Komisja śledcza, która składała się z członków sejmowej komisji bezpieczeństwa narodowego i obrony ustaliła, iż Departament Bezpieczeństwa Państwa (DBP) otrzymał od CIA prośbę o przygotowanie odpowiednich pomieszczeń w celu przetrzymywania w nich osób podejrzewanych o terroryzm. Zebrane przez komisję materiały dowodzą, że w latach 2002-2005 litewską przestrzeń powietrzną niejednokrotnie przekraczały i lądowały na Litwie samoloty, które są kojarzone z CIA.

Według komisji, o realizowaniu wspólnych projektów z CIA wiedzieli byli szefowie DBP Meczys Laurinkus i Arvydas Pocius, a także były wiceszef DBP Dainius Dabaszinskas. Osoby te jednak nie informowały o tym ówczesnych najwyższych władz kraju. Sejmowa komisja bezpieczeństwa narodowego i obrony postanowiła zwrócić się do prokuratury, by ta ustaliła, czy wspomniane osoby swym działaniem nie nadużyły stanowiska służbowego.

Na wniosek Sejmu komisja bezpieczeństwa narodowego i obrony do 22 grudnia miała zbadać, czy na Litwie działały tajne więzienia CIA i czy mogły być więzione w nich osoby podejrzane o terroryzm.

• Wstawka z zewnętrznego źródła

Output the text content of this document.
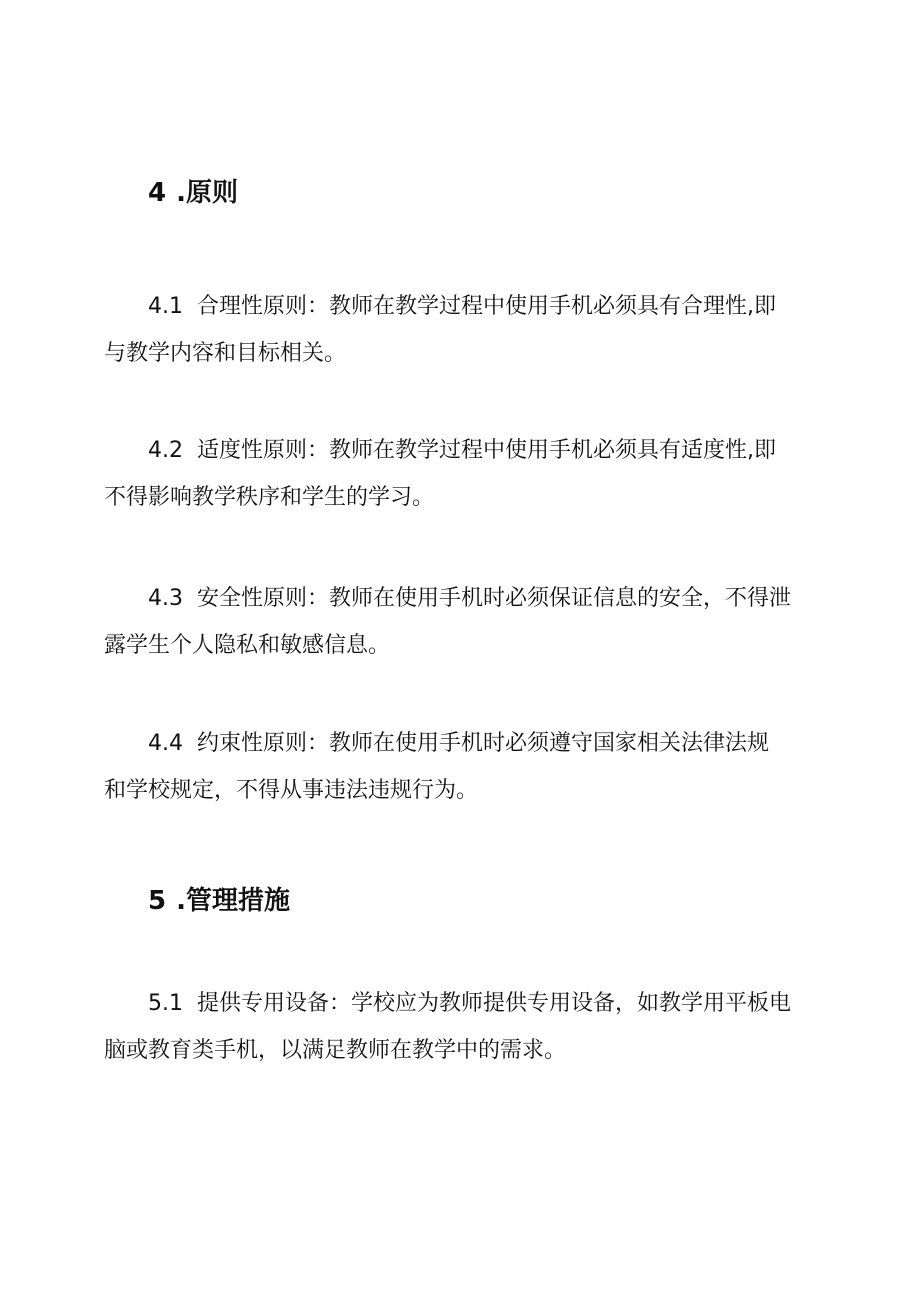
4 .原则

4.1 合理性原则：教师在教学过程中使用手机必须具有合理性,即
与教学内容和目标相关。

4.2 适度性原则：教师在教学过程中使用手机必须具有适度性,即
不得影响教学秩序和学生的学习。

4.3 安全性原则：教师在使用手机时必须保证信息的安全，不得泄
露学生个人隐私和敏感信息。

4.4 约束性原则：教师在使用手机时必须遵守国家相关法律法规
和学校规定，不得从事违法违规行为。

5 .管理措施

5.1 提供专用设备：学校应为教师提供专用设备，如教学用平板电
脑或教育类手机，以满足教师在教学中的需求。
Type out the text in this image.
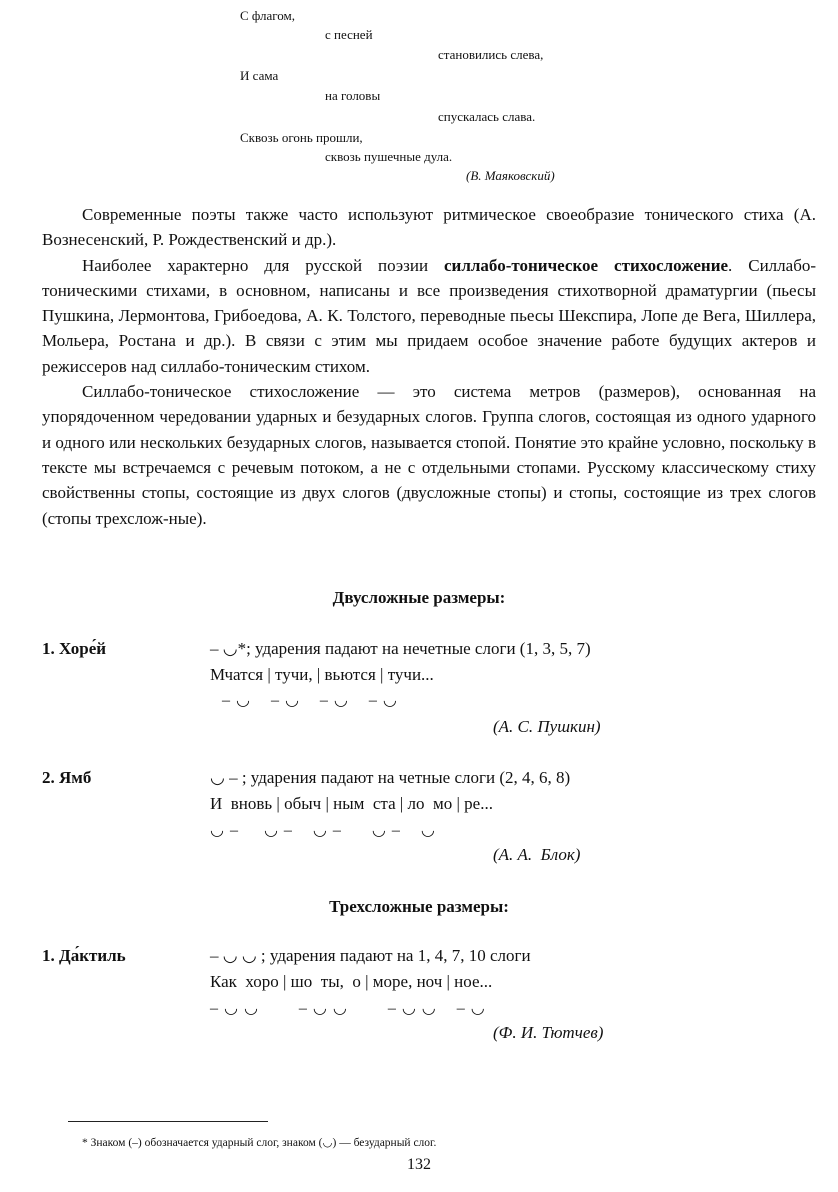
С флагом,
с песней
становились слева,
И сама
на головы
спускалась слава.
Сквозь огонь прошли,
сквозь пушечные дула.
(В. Маяковский)

Современные поэты также часто используют ритмическое своеобразие тонического стиха (А. Вознесенский, Р. Рождественский и др.).

Наиболее характерно для русской поэзии силлабо-тоническое стихосложение. Силлабо-тоническими стихами, в основном, написаны и все произведения стихотворной драматургии (пьесы Пушкина, Лермонтова, Грибоедова, А. К. Толстого, переводные пьесы Шекспира, Лопе де Вега, Шиллера, Мольера, Ростана и др.). В связи с этим мы придаем особое значение работе будущих актеров и режиссеров над силлабо-тоническим стихом.

Силлабо-тоническое стихосложение — это система метров (размеров), основанная на упорядоченном чередовании ударных и безударных слогов. Группа слогов, состоящая из одного ударного и одного или нескольких безударных слогов, называется стопой. Понятие это крайне условно, поскольку в тексте мы встречаемся с речевым потоком, а не с отдельными стопами. Русскому классическому стиху свойственны стопы, состоящие из двух слогов (двусложные стопы) и стопы, состоящие из трех слогов (стопы трехслож-ные).

Двусложные размеры:
1. Хоре́й	– ◡*; ударения падают на нечетные слоги (1, 3, 5, 7)
Мчатся | тучи, | вьются | тучи...
– ◡    – ◡    – ◡    – ◡
(А. С. Пушкин)
2. Ямб	◡ – ; ударения падают на четные слоги (2, 4, 6, 8)
И  вновь | обыч | ным  ста | ло  мо | ре...
◡ –     ◡ –    ◡ –      ◡ –    ◡
(А. А.  Блок)
Трехсложные размеры:
1. Да́ктиль	– ◡ ◡ ; ударения падают на 1, 4, 7, 10 слоги
Как  хоро | шо  ты,  о | море, ноч | ное...
– ◡ ◡        – ◡ ◡        – ◡ ◡    – ◡
(Ф. И. Тютчев)
* Знаком (–) обозначается ударный слог, знаком (◡) — безударный слог.
132
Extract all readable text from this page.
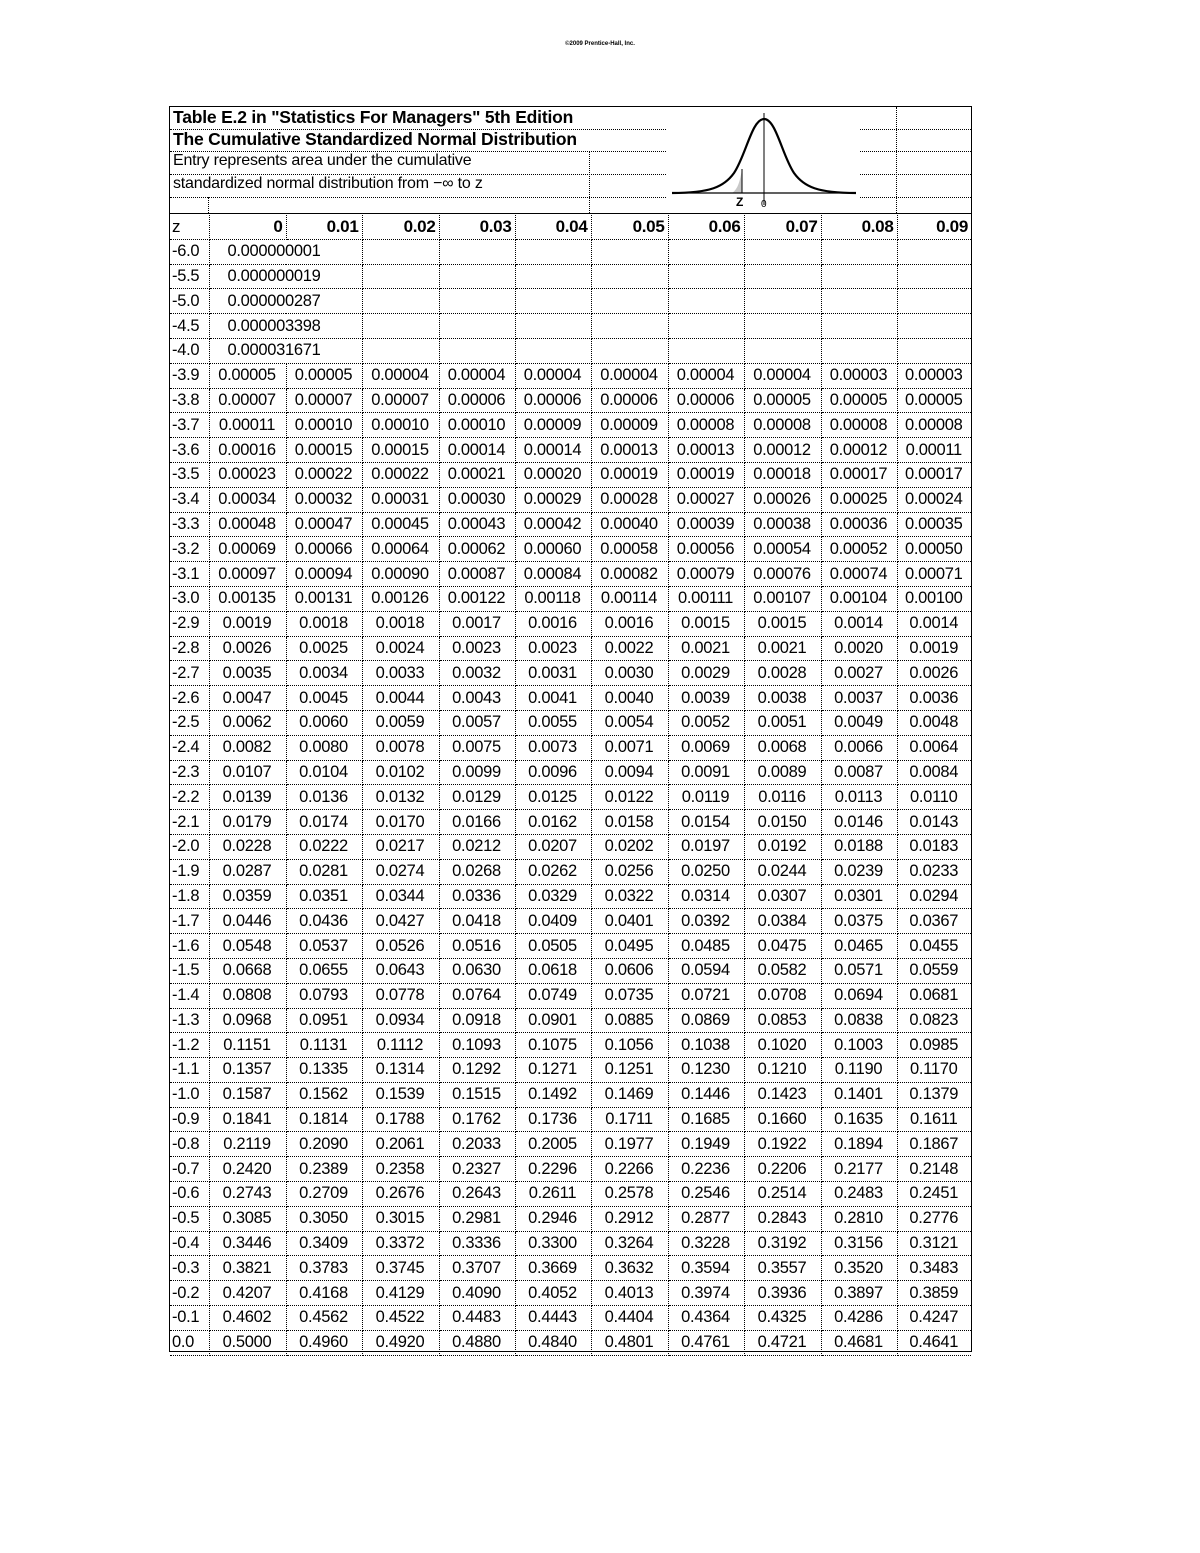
©2009 Prentice-Hall, Inc.
Table E.2 in "Statistics For Managers" 5th Edition
The Cumulative Standardized Normal Distribution
Entry represents area under the cumulative
standardized normal distribution from −∞ to z
Z 0
z	0	0.01	0.02	0.03	0.04	0.05	0.06	0.07	0.08	0.09
-6.0	0.000000001									
-5.5	0.000000019									
-5.0	0.000000287									
-4.5	0.000003398									
-4.0	0.000031671									
-3.9	0.00005	0.00005	0.00004	0.00004	0.00004	0.00004	0.00004	0.00004	0.00003	0.00003
-3.8	0.00007	0.00007	0.00007	0.00006	0.00006	0.00006	0.00006	0.00005	0.00005	0.00005
-3.7	0.00011	0.00010	0.00010	0.00010	0.00009	0.00009	0.00008	0.00008	0.00008	0.00008
-3.6	0.00016	0.00015	0.00015	0.00014	0.00014	0.00013	0.00013	0.00012	0.00012	0.00011
-3.5	0.00023	0.00022	0.00022	0.00021	0.00020	0.00019	0.00019	0.00018	0.00017	0.00017
-3.4	0.00034	0.00032	0.00031	0.00030	0.00029	0.00028	0.00027	0.00026	0.00025	0.00024
-3.3	0.00048	0.00047	0.00045	0.00043	0.00042	0.00040	0.00039	0.00038	0.00036	0.00035
-3.2	0.00069	0.00066	0.00064	0.00062	0.00060	0.00058	0.00056	0.00054	0.00052	0.00050
-3.1	0.00097	0.00094	0.00090	0.00087	0.00084	0.00082	0.00079	0.00076	0.00074	0.00071
-3.0	0.00135	0.00131	0.00126	0.00122	0.00118	0.00114	0.00111	0.00107	0.00104	0.00100
-2.9	0.0019	0.0018	0.0018	0.0017	0.0016	0.0016	0.0015	0.0015	0.0014	0.0014
-2.8	0.0026	0.0025	0.0024	0.0023	0.0023	0.0022	0.0021	0.0021	0.0020	0.0019
-2.7	0.0035	0.0034	0.0033	0.0032	0.0031	0.0030	0.0029	0.0028	0.0027	0.0026
-2.6	0.0047	0.0045	0.0044	0.0043	0.0041	0.0040	0.0039	0.0038	0.0037	0.0036
-2.5	0.0062	0.0060	0.0059	0.0057	0.0055	0.0054	0.0052	0.0051	0.0049	0.0048
-2.4	0.0082	0.0080	0.0078	0.0075	0.0073	0.0071	0.0069	0.0068	0.0066	0.0064
-2.3	0.0107	0.0104	0.0102	0.0099	0.0096	0.0094	0.0091	0.0089	0.0087	0.0084
-2.2	0.0139	0.0136	0.0132	0.0129	0.0125	0.0122	0.0119	0.0116	0.0113	0.0110
-2.1	0.0179	0.0174	0.0170	0.0166	0.0162	0.0158	0.0154	0.0150	0.0146	0.0143
-2.0	0.0228	0.0222	0.0217	0.0212	0.0207	0.0202	0.0197	0.0192	0.0188	0.0183
-1.9	0.0287	0.0281	0.0274	0.0268	0.0262	0.0256	0.0250	0.0244	0.0239	0.0233
-1.8	0.0359	0.0351	0.0344	0.0336	0.0329	0.0322	0.0314	0.0307	0.0301	0.0294
-1.7	0.0446	0.0436	0.0427	0.0418	0.0409	0.0401	0.0392	0.0384	0.0375	0.0367
-1.6	0.0548	0.0537	0.0526	0.0516	0.0505	0.0495	0.0485	0.0475	0.0465	0.0455
-1.5	0.0668	0.0655	0.0643	0.0630	0.0618	0.0606	0.0594	0.0582	0.0571	0.0559
-1.4	0.0808	0.0793	0.0778	0.0764	0.0749	0.0735	0.0721	0.0708	0.0694	0.0681
-1.3	0.0968	0.0951	0.0934	0.0918	0.0901	0.0885	0.0869	0.0853	0.0838	0.0823
-1.2	0.1151	0.1131	0.1112	0.1093	0.1075	0.1056	0.1038	0.1020	0.1003	0.0985
-1.1	0.1357	0.1335	0.1314	0.1292	0.1271	0.1251	0.1230	0.1210	0.1190	0.1170
-1.0	0.1587	0.1562	0.1539	0.1515	0.1492	0.1469	0.1446	0.1423	0.1401	0.1379
-0.9	0.1841	0.1814	0.1788	0.1762	0.1736	0.1711	0.1685	0.1660	0.1635	0.1611
-0.8	0.2119	0.2090	0.2061	0.2033	0.2005	0.1977	0.1949	0.1922	0.1894	0.1867
-0.7	0.2420	0.2389	0.2358	0.2327	0.2296	0.2266	0.2236	0.2206	0.2177	0.2148
-0.6	0.2743	0.2709	0.2676	0.2643	0.2611	0.2578	0.2546	0.2514	0.2483	0.2451
-0.5	0.3085	0.3050	0.3015	0.2981	0.2946	0.2912	0.2877	0.2843	0.2810	0.2776
-0.4	0.3446	0.3409	0.3372	0.3336	0.3300	0.3264	0.3228	0.3192	0.3156	0.3121
-0.3	0.3821	0.3783	0.3745	0.3707	0.3669	0.3632	0.3594	0.3557	0.3520	0.3483
-0.2	0.4207	0.4168	0.4129	0.4090	0.4052	0.4013	0.3974	0.3936	0.3897	0.3859
-0.1	0.4602	0.4562	0.4522	0.4483	0.4443	0.4404	0.4364	0.4325	0.4286	0.4247
0.0	0.5000	0.4960	0.4920	0.4880	0.4840	0.4801	0.4761	0.4721	0.4681	0.4641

W ciągu półtoramiesięcznego dochodzenia przed komisją śledczą zeznania złożyło 56 osób, w tym byli prezydenci Algirdas Brazauskas, Rolandas Paksas, Valdas Adamkus. Pisemnie zeznania złożyła też obecna prezydent Dalia Grybauskaite.

O istnieniu domniemanego więzienia CIA na Litwie dla terrorystów z Al-Kaidy poinformowała w sierpniu amerykańska telewizja ABC. Według niej działało ono od września 2004 roku do listopada 2005 roku w miejscowości Antaviliai, 10 km od Wilna. Miało znajdować się w ośrodku jeździeckim, w budynku, w którym stworzono cele więzienne i specjalne pomieszczenia przeznaczone do przesłuchań. W Antaviliai można było - twierdzi ABC News - przetrzymywać równocześnie osiem osób podejrzanych o terroryzm.

Litwa jest jednym z trzech krajów Europy Środkowej (obok Rumunii i Polski), podejrzewanych o to, że na ich terenie były więzienia CIA. ABC News, cytując swego konsultanta, byłego głównego doradcę ds. terroryzmu w amerykańskiej Radzie Bezpieczeństwa Narodowego Richarda Clarke'a, podała, że "nowe państwa były tak wdzięczne USA za przyjęcie ich do NATO, że były gotowe zrobić wszystko, o co poproszą Amerykanie".